Por fim, o último trimestre culminou com a realização de formações nos municípios da Quiçama e Cacuaco, sendo a formação realizada na vila da Muxima nos dias 20 e 21 de Setembro, onde participaram 38 jovens, nomeadamente 15 mulheres e 23 homens. O município dispõe de projecto comunitário denominado “TV Quiçama”, plataforma online que tem servido de veículo de informação sobre os assuntos da comunidade. Em Cacuaco a formação realizou-se no último fim-de-semana, dias 27 e 28. Foram 28 formados, 16 mulheres e 12 homens.

Nestas localidades, refere a Uyele, «O Projecto Mão Cidadã» foi a parceira local para organização. Este município conta ainda com a plataforma online “Factos Diários” que reporta os assuntos locais, o que tem permitido aos munícipes algum espaço de manifestação comunitária sem dependência dos órgãos de âmbito nacionais, como é o caso da rádio Cacuaco, controlada igualmente pela emissora central RNA.

O relatório da Uyele atesta que «após um ano de trabalho nestes 8 municípios, e formados 288 jovens, a conclusão a que chegamos é de que o exercício da liberdade de expressão está gravemente limitado por inexistência de órgãos de comunicação social comunitários».

O MISA (Instituto de Comunicação Social da Africa Austral) usa o termo “community broadcasting / community media” para se referir a uma forma de media operada na comunidade, para a comunidade, sobre a comunidade (“operated in the community, for the community, about the community and by the community”).

Características essenciais segundo o MISA

  1. Independência — isto é, livre de interferência política ou comercial.
  2. Pluralismo / diversidade de vozes — a media comunitária dá espaço a vozes que normalmente são excluídas nos media comerciais ou estatais, especialmente comunidades rurais, minorias, etc.
  3. Função de fórum público e de debate local — permite que as comunidades discutam assuntos que lhes dizem respeito, prestem contas aos líderes locais, etc.
  4. Acessibilidade / proximidade — tanto em termos de localização (meios comunitários muitas vezes têm cobertura local) como em termos de linguagem, pertinência do conteúdo para o público local. (Embora isso seja mais implícito nas práticas do que explicitamente definido, MISA reconhece que a comunidade precisa dessas plataformas locais, especialmente comunidades afastadas ou marginalizadas).

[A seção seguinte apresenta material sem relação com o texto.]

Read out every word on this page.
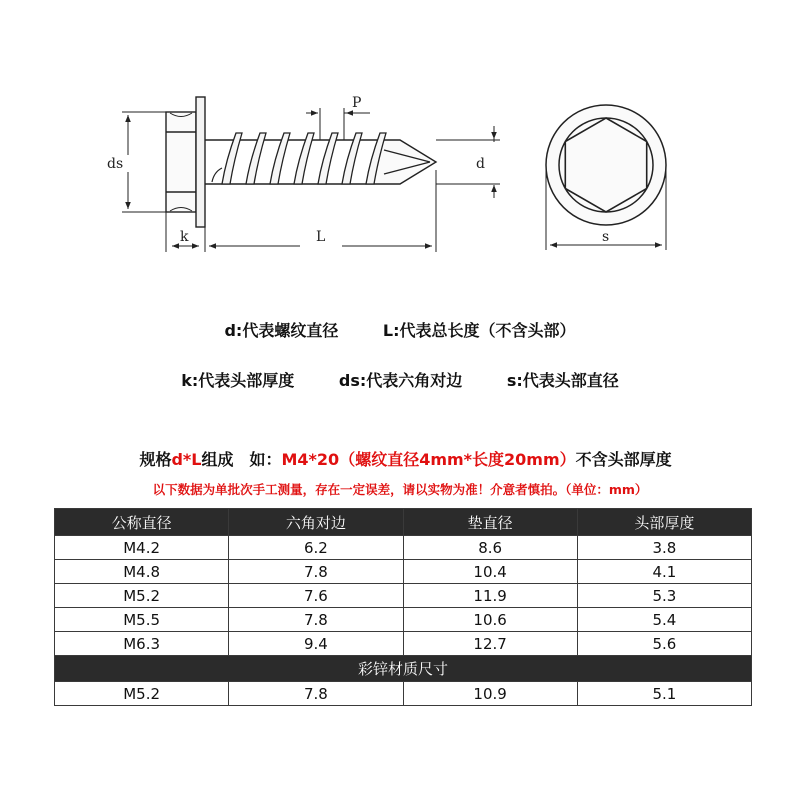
ds
k	L
P
d
s
d:代表螺纹直径	L:代表总长度（不含头部）
k:代表头部厚度	ds:代表六角对边	s:代表头部直径

规格d*L组成　如：M4*20（螺纹直径4mm*长度20mm）不含头部厚度

以下数据为单批次手工测量，存在一定误差，请以实物为准！介意者慎拍。（单位：mm）
公称直径	六角对边	垫直径	头部厚度
M4.2	6.2	8.6	3.8
M4.8	7.8	10.4	4.1
M5.2	7.6	11.9	5.3
M5.5	7.8	10.6	5.4
M6.3	9.4	12.7	5.6
彩锌材质尺寸			
M5.2	7.8	10.9	5.1
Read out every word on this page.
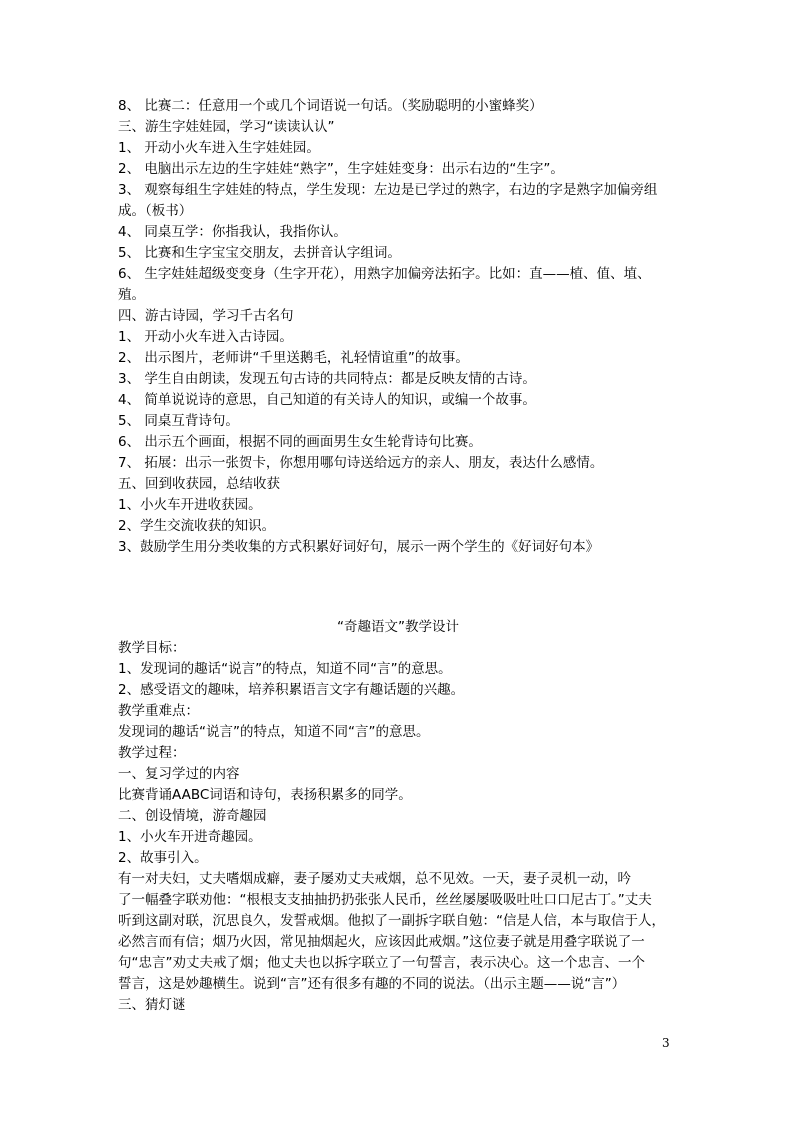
8、 比赛二：任意用一个或几个词语说一句话。（奖励聪明的小蜜蜂奖）
三、游生字娃娃园，学习“读读认认”
1、 开动小火车进入生字娃娃园。
2、 电脑出示左边的生字娃娃“熟字”，生字娃娃变身：出示右边的“生字”。
3、 观察每组生字娃娃的特点，学生发现：左边是已学过的熟字，右边的字是熟字加偏旁组
成。（板书）
4、 同桌互学：你指我认，我指你认。
5、 比赛和生字宝宝交朋友，去拼音认字组词。
6、 生字娃娃超级变变身（生字开花），用熟字加偏旁法拓字。比如：直——植、值、埴、
殖。
四、游古诗园，学习千古名句
1、 开动小火车进入古诗园。
2、 出示图片，老师讲“千里送鹅毛，礼轻情谊重”的故事。
3、 学生自由朗读，发现五句古诗的共同特点：都是反映友情的古诗。
4、 简单说说诗的意思，自己知道的有关诗人的知识，或编一个故事。
5、 同桌互背诗句。
6、 出示五个画面，根据不同的画面男生女生轮背诗句比赛。
7、 拓展：出示一张贺卡，你想用哪句诗送给远方的亲人、朋友，表达什么感情。
五、回到收获园，总结收获
1、小火车开进收获园。
2、学生交流收获的知识。
3、鼓励学生用分类收集的方式积累好词好句，展示一两个学生的《好词好句本》
“奇趣语文”教学设计
教学目标：
1、发现词的趣话“说言”的特点，知道不同“言”的意思。
2、感受语文的趣味，培养积累语言文字有趣话题的兴趣。
教学重难点：
发现词的趣话“说言”的特点，知道不同“言”的意思。
教学过程：
一、复习学过的内容
比赛背诵AABC词语和诗句，表扬积累多的同学。
二、创设情境，游奇趣园
1、小火车开进奇趣园。
2、故事引入。
有一对夫妇，丈夫嗜烟成癖，妻子屡劝丈夫戒烟，总不见效。一天，妻子灵机一动，吟
了一幅叠字联劝他：“根根支支抽抽扔扔张张人民币，丝丝屡屡吸吸吐吐口口尼古丁。”丈夫
听到这副对联，沉思良久，发誓戒烟。他拟了一副拆字联自勉：“信是人信，本与取信于人，
必然言而有信；烟乃火因，常见抽烟起火，应该因此戒烟。”这位妻子就是用叠字联说了一
句“忠言”劝丈夫戒了烟；他丈夫也以拆字联立了一句誓言，表示决心。这一个忠言、一个
誓言，这是妙趣横生。说到“言”还有很多有趣的不同的说法。（出示主题——说“言”）
三、猜灯谜
3
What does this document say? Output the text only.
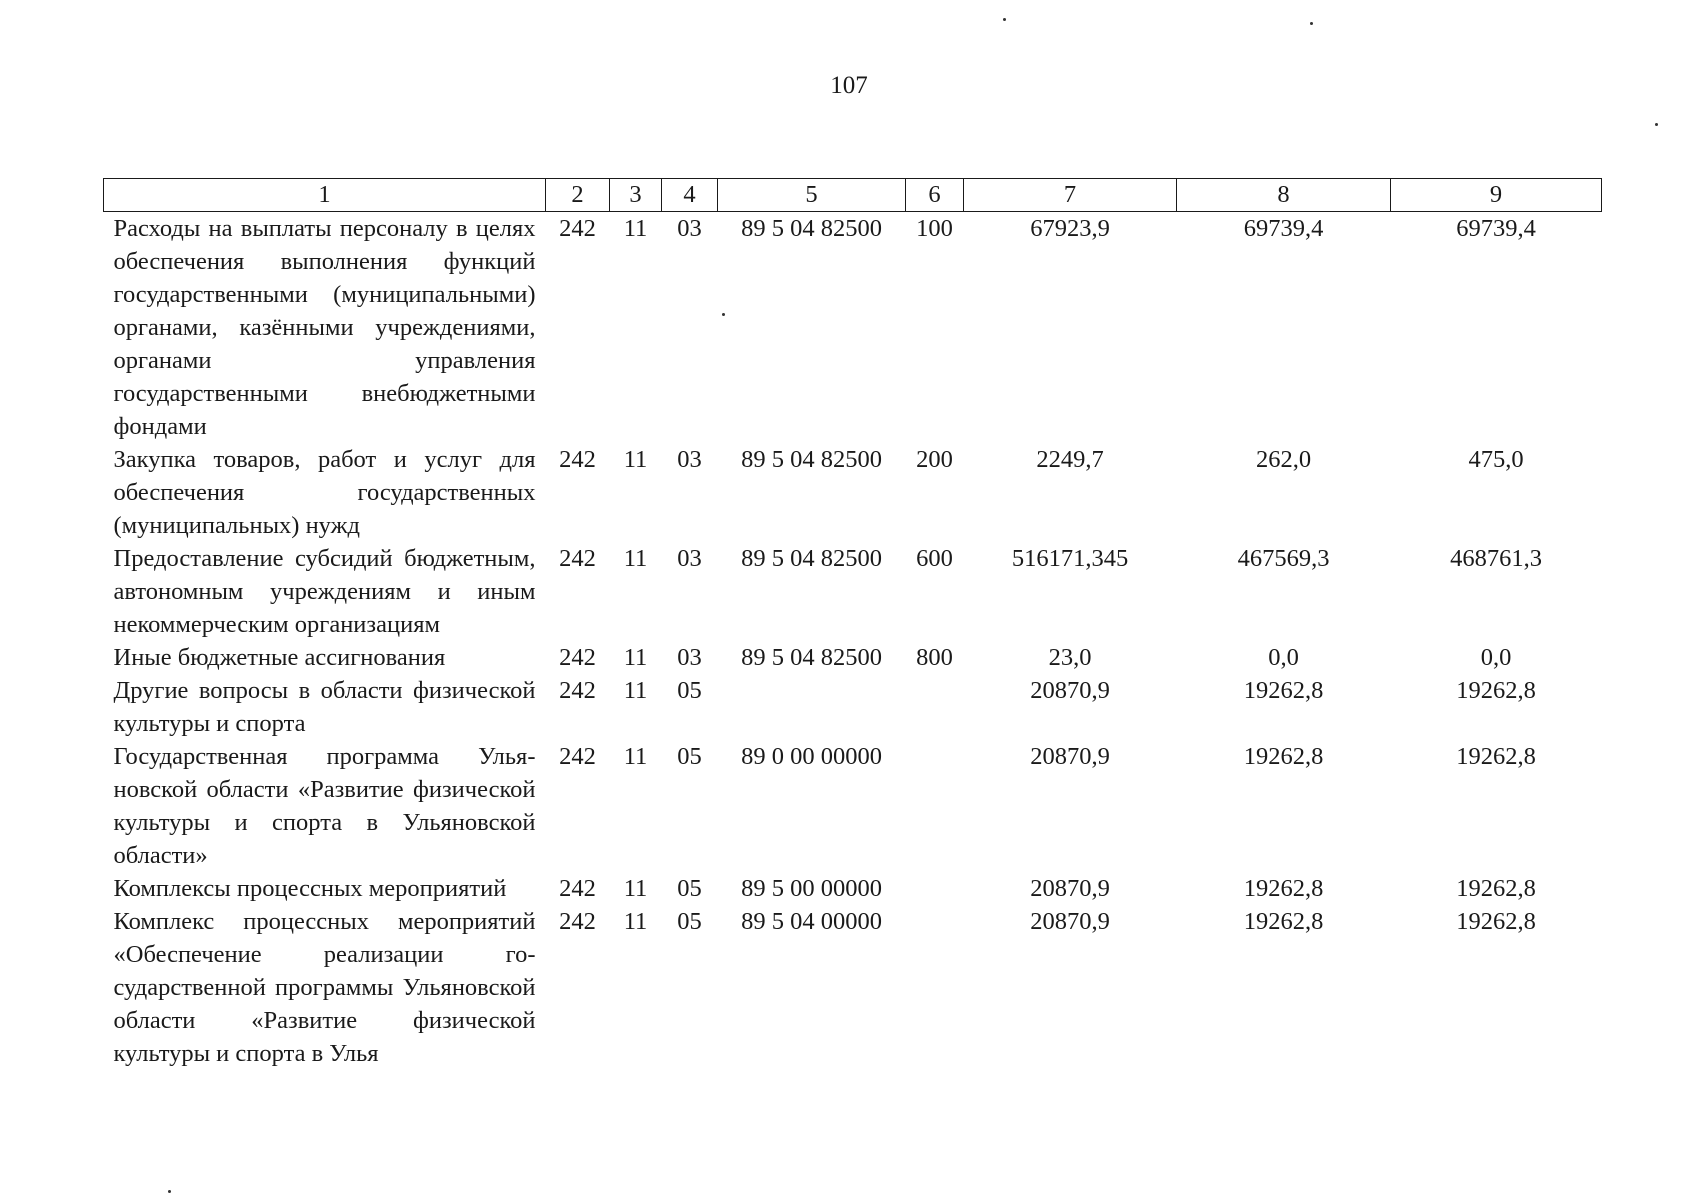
107
1	2	3	4	5	6	7	8	9
Расходы на выплаты персоналу в целях обеспечения выполнения функций государственными (муниципальными) органами, казёнными учреждениями, органами управления государственными внебюджетными фондами	242	11	03	89 5 04 82500	100	67923,9	69739,4	69739,4
Закупка товаров, работ и услуг для обеспечения государственных (муниципальных) нужд	242	11	03	89 5 04 82500	200	2249,7	262,0	475,0
Предоставление субсидий бюджетным, автономным учреждениям и иным некоммерческим организациям	242	11	03	89 5 04 82500	600	516171,345	467569,3	468761,3
Иные бюджетные ассигнования	242	11	03	89 5 04 82500	800	23,0	0,0	0,0
Другие вопросы в области физической культуры и спорта	242	11	05			20870,9	19262,8	19262,8
Государственная программа Ульяновской области «Развитие физической культуры и спорта в Ульяновской области»	242	11	05	89 0 00 00000		20870,9	19262,8	19262,8
Комплексы процессных мероприятий	242	11	05	89 5 00 00000		20870,9	19262,8	19262,8
Комплекс процессных мероприятий «Обеспечение реализации государственной программы Ульяновской области «Развитие физической культуры и спорта в Улья	242	11	05	89 5 04 00000		20870,9	19262,8	19262,8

O MISA também advoga por um sistema de radiodifusão “três níveis” (three-tier system) — compreendendo radiodifusão pública, comercial e comunitária — para assegurar diversidade e evitar que o Estado ou interesses privados dominem o espaço mediático.

No caso angolano “Radiodifusão comunitária é um serviço de radiodifusão sonora sem fins lucrativos, que atende às necessidades da comunidade, contribui para o seu desenvolvimento socioeconómico, promove a cultura da paz e a democratização, e é gerido com participação da comunidade.” — Lei n.º 16/22, 6 de julho, que altera a Lei n.º 4/17, art. 2.º (definições) e Capítulo IV-A.

A lei define “baixa potência” (até 25 watts ERP), “cobertura restrita” (comunidade local, bairro, vila) e estipula que o “âmbito comunitário” se refere a transmissões que abrangem apenas uma circunscrição administrativa municipal ou bairros.

Ainda assim nuitos jornalistas e organizações da sociedade civil estimam que face ao contexto regional, tanto a arquitectura jurídico-legal quanto obstáculo político, materiais ou financeiros, bloqueiam a emergência do jornalismo comunitário em Angola.